Looking back, I would’ve spend my 20s SO differently. Yes, have a spiritual life, if that’s a calling for you. But hell-to-the-no don’t let it fool you into thinking planning and developing a financial, career, and family life isn’t important. It is incredibly important. And your youth is so full of vigor and energy- don’t waste it getting lost on a spiritual path!
Magical Thinking
Ok, the last of my red flag picks is magical thinking. Magical thinking is when someone believes that their thoughts, desires, or beliefs can directly influence events in the real world. They think it is independent of any physical laws or cause-and-effect relationships. It is having superstitions and magical or religious rituals, such as wearing an amulet for “protection” against bad spirits. It can also be repeating a phrase over and over again in expectation that doing so will cause something to happen or not. Because spirituality is a very inward process, magical thinking can take hold. It’s important to know the risks of magical thinking and to be able to spot whether you’re doing it. Here are some pitfalls of it to be aware of:
Dangers of Magical Thinking:
- Reality distortion: Believing in magical thinking can lead to a distorted view of reality. Individuals can overlook or dismiss logical and evidence-based explanations for events.
- Ineffective problem solving: Relying on magical thinking can prevent individuals from taking practical steps to solve problems and improve their lives. Instead, they may believe that their thoughts or beliefs alone can bring about change.
- Delayed treatment: If individuals believe in magical thinking to the extent that they avoid seeking medical treatment for serious health conditions, this can lead to serious health consequences and potentially life-threatening situations.
- Missed opportunities: Magical thinking can prevent individuals from taking advantage of opportunities and resources that could help them achieve their goals. They may believe that their thoughts or beliefs are enough to bring about success.
Overall, relying on magical thinking can prevent individuals from engaging in effective problem solving. They may not take advantage of opportunities or make positive changes in their lives. If you notice yourself engaging in it, take it as a red flag that something is off about your spiritual journey. Take some time to read more or get therapy to sort out your thinking.
The Solo Journey of Spirituality
Developing a spiritual life is one of the best things we can do for ourselves. It can help us find inner peace, connects us to a larger sense of meaning in life, and helps guide us morally, emotionally, and socially. As Buddhists say, life is suffering. Having an internal contemplative method, so-to-speak, that helps put things into a richer perspective helps alleviate that suffering and gives us meaning.
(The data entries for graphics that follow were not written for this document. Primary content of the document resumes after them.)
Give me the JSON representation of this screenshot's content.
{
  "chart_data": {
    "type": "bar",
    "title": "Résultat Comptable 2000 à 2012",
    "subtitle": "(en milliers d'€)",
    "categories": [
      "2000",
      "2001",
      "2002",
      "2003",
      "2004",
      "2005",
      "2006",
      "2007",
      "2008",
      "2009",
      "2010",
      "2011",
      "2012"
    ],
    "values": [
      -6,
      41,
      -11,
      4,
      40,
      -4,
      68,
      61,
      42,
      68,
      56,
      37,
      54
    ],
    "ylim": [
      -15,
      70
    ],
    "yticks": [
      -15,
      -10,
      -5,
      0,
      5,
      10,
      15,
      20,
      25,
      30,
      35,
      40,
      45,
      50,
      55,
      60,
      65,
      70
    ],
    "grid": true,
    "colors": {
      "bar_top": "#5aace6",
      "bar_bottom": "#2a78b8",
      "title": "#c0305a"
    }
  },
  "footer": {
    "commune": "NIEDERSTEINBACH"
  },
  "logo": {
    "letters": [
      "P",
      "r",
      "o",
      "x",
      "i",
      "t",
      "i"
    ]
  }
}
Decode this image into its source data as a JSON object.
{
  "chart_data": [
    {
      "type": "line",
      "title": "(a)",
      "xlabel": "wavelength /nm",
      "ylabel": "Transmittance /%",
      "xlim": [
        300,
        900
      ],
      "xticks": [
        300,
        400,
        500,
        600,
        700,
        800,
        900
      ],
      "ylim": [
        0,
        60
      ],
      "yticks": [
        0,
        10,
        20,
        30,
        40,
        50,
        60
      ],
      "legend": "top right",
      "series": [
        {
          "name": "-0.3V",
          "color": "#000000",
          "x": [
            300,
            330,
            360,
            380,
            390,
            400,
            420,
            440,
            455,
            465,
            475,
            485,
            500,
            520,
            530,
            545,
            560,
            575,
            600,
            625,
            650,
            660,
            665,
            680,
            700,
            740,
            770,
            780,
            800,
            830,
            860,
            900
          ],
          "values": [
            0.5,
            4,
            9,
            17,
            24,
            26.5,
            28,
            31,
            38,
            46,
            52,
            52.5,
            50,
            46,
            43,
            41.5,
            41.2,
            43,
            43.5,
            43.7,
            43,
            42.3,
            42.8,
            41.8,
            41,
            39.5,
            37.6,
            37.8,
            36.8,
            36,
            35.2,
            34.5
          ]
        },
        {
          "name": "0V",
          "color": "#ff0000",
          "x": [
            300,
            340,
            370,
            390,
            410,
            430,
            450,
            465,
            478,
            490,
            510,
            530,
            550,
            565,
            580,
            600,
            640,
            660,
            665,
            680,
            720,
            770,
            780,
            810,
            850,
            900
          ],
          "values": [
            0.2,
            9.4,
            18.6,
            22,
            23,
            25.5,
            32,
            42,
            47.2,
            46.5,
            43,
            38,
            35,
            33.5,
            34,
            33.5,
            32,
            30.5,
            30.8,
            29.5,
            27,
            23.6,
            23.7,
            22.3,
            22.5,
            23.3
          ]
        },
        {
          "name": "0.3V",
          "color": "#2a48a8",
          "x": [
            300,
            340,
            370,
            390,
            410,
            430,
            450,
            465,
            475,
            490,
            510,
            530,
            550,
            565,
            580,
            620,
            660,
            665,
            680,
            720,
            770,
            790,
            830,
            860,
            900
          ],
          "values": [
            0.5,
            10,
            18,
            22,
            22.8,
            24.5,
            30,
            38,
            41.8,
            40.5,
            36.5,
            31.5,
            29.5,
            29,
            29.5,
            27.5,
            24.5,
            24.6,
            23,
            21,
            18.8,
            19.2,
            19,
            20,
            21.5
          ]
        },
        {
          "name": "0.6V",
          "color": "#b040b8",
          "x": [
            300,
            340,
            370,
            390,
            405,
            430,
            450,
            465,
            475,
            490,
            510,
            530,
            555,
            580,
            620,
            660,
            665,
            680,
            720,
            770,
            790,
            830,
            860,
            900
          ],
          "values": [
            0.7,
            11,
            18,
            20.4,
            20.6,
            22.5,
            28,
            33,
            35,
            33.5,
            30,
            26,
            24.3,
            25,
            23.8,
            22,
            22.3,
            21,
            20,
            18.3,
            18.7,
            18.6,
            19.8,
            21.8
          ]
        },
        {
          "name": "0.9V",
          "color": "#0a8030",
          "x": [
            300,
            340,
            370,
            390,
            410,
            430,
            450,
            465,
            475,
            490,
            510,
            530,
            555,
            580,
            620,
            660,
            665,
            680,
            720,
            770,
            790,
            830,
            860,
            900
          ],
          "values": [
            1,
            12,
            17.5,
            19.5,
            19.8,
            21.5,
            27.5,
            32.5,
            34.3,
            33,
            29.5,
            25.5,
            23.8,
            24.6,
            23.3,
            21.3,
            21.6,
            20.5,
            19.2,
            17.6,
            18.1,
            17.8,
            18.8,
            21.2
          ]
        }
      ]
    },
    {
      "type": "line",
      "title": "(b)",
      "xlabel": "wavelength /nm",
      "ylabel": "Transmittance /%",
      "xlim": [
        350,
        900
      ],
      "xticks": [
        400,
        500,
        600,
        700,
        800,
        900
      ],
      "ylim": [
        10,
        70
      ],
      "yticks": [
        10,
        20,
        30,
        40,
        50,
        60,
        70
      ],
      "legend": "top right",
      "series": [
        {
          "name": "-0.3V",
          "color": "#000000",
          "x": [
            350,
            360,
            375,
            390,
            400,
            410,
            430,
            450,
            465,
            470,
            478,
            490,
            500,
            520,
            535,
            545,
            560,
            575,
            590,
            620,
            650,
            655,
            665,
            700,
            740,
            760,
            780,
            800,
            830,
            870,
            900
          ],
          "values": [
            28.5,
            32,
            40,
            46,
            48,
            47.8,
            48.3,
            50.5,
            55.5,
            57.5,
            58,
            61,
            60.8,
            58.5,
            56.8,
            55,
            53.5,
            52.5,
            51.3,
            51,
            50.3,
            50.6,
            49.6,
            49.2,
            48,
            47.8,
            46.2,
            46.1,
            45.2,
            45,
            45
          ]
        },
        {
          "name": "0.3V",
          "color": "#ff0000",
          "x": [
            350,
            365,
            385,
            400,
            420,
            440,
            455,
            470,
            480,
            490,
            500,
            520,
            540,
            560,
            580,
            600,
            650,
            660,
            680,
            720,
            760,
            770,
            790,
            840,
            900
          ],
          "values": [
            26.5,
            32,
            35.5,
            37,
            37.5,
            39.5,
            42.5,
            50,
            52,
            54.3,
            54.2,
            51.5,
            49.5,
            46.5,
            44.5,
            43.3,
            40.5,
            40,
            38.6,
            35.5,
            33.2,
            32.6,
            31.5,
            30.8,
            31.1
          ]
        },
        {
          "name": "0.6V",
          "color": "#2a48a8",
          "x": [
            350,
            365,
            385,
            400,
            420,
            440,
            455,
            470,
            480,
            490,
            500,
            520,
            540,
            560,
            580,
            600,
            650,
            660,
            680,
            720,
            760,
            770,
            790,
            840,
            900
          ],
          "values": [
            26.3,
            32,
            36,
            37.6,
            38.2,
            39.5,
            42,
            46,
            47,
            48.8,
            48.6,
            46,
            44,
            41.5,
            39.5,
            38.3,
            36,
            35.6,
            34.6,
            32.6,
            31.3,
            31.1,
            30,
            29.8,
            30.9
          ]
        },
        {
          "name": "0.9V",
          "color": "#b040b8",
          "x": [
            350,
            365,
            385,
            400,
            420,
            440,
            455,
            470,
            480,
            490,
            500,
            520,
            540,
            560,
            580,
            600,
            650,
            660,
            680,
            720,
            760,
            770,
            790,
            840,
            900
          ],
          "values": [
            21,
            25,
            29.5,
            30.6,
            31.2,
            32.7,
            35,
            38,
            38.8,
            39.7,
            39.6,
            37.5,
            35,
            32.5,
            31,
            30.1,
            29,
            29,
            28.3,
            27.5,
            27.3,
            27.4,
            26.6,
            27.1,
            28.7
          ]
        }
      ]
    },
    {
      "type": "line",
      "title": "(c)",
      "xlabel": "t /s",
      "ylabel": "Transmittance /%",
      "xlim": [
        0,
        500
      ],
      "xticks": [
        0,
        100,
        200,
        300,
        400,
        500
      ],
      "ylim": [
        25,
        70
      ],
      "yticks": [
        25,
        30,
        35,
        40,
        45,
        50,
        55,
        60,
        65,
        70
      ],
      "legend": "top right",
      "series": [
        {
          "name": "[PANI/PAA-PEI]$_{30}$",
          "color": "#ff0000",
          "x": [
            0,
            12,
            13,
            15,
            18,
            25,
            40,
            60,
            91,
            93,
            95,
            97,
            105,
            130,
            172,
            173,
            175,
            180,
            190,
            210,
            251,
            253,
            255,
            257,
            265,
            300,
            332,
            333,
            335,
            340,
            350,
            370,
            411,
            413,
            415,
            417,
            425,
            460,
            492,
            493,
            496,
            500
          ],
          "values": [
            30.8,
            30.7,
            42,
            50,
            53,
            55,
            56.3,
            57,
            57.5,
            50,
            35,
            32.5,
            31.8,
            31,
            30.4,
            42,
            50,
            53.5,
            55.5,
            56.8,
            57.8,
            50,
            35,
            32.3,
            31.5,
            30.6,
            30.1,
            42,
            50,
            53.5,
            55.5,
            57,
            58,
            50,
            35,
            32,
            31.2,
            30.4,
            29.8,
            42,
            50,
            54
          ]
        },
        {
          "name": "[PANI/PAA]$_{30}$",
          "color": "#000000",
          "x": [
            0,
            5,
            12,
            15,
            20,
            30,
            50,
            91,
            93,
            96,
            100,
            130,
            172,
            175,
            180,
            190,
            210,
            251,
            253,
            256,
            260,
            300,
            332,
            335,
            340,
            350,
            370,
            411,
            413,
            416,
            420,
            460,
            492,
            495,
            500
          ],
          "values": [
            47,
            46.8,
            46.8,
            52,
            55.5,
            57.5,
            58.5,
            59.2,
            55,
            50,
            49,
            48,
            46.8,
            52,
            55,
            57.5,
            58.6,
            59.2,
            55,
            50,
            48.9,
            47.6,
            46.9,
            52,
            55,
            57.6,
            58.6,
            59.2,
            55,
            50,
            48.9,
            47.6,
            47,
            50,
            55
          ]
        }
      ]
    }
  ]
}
Exploring philosophy, religion, yoga, and other paths of spirituality is a good way to find out what resonates for us spiritually. Joining groups or churches can also be a part of your discovery process. But ultimately, the spiritual journey is a solo one. Tuning into your intuition, your inner voice, your own quiet connection with God, The Universe, or inner peace, is spirituality. Trust your own judgment along the way as no doubt you will see some red flags on your path. I hope this helps in some small way to point you in a positive direction.